Nem toda ficção que tenha o crime como tema pode ser entendida como policial. Para ser um romance policial, é preciso que haja um crime, um detetive, uma investigação, ou, se não houver, que haja esses “espaços” – às vezes o “espaço” do detetive é preenchido pelo próprio leitor, por exemplo. Mas o crime pode ser tratado de outra forma, como mote para um romance de crítica social, ou de depoimento ficcional de alguém que mora numa favela ou que lida com o tráfico noutro ambiente urbano. Na literatura brasileira atual, essas vertentes convivem. A que mais me agrada é a do policial. Vejo o romance policial como um formato privilegiado dentre os modos de se escrever ficção, aquele em que é possível mesclar entretenimento e sofisticação, jogo intelectual e suspense.

Há algum tempo, entrevistei um editor brasileiro que criticava o fato do Estado brasileiro ser o maior comprador de livros do mercado editorial. Sabemos que um dos filões desse mercado é a literatura infantil e juvenil. Enquanto escritor que também escreve para crianças e jovens, como você analisa a atuação do Estado nesse setor?
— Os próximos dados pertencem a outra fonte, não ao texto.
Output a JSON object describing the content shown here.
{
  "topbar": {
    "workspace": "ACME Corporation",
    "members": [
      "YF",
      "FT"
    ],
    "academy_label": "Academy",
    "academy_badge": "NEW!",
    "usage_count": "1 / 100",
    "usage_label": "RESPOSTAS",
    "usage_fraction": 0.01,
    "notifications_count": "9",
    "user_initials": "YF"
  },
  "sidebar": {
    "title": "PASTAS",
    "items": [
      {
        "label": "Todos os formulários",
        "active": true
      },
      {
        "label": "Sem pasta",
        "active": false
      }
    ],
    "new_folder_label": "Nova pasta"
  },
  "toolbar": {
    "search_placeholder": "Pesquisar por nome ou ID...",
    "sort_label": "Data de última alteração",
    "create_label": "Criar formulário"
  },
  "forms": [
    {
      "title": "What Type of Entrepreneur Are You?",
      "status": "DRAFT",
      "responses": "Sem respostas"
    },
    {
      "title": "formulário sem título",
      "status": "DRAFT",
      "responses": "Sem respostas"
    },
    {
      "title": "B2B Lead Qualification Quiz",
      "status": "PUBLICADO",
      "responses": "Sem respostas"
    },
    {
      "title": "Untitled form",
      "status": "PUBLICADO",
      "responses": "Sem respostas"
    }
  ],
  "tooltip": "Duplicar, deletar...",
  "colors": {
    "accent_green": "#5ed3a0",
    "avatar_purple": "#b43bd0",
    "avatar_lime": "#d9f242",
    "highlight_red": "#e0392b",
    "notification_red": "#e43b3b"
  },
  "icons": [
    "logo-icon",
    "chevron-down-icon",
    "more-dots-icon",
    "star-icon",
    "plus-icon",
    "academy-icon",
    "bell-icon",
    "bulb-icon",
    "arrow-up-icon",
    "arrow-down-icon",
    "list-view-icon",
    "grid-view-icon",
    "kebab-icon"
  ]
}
Esta é uma situação complexa. O ideal seria que o livro infantil e juvenil tivesse seu lugar não apenas nas escolas mas também no cotidiano do leitor, que alguém entrasse numa livraria e encontrasse não apenas poesia e romance para adultos mas também romance e poesia para crianças e jovens. Desde que comecei a escrever livros infantis e juvenis, tive claro pra mim que não se pode fazer distinção de valor entre esse gênero e o outro, digamos só para adultos. Acredito que toda obra para crianças deve agradar também ao adulto, é uma condição para a sua qualidade. Infelizmente não é assim que as coisas funcionam. Literatura infantil e juvenil ainda é vista como uma forma sedutora de passar ensinamentos, de passar valores. Acho isso um grande, um gravíssimo erro. Literatura não é pedagogia. Aprendemos quando lemos um bom romance, mas um romance não deve querer ensinar nada. Se aprendemos é porque o romance em si, com a história que nos contou, nos fez um pouco melhores do que éramos antes da leitura. O que acontece é que, por pensar nessa literatura como mero suplemento didático, tanto o governo quanto a sociedade em geral decretam que lugar de livro para crianças e jovens é na escola, não nas livrarias e depois na casa do leitor. Um desastre isso.

Na sua oficina durante o A letra e a voz – Festival recifense de literatura, você falou um pouco sobre o tema “vida literária”. A literatura, enquanto carreira, já é algo viável? Quais os caminhos para um escritor se profissionalizar?
Viver de literatura no Brasil é viável sim. O difícil, quase impossível, é viver de direitos autorais. O que o escritor ganha com a venda dos seus livros é irrisório, apenas 10% do valor do livro vai para o escritor. Num país que lê pouco e compra poucos livros, não dá para viver disso. Por isso a grande maioria dos escritores no Brasil tem outras profissões além da de escritor. É professor na universidade, ou escreve para jornais e revistas, dá palestras, cursos, oficinas. Para um escritor se profissionalizar, em primeiro lugar é preciso que escreva. Tem muita gente pensando primeiro na carreira, na exposição midiática e coisas do tipo. Está errado. Primeiro o escritor tem que escrever, tem que lutar com as palavras todo dia, como diria Drummond. Não digo que o escritor não deva pensar em se profissionalizar. Se achar que é importante ser um escritor profissional, deve sim buscar ser um profissional. Agora, para isso ele deve levar muito a sério o que faz, não achar que pode escrever uma coisinha aqui, outra ali, deve ler muito, deve se aprimorar, escrever, retocar, escrever, retocar, sem pressa. Isso é importante: quem escreve deve ter paciência, muita paciência.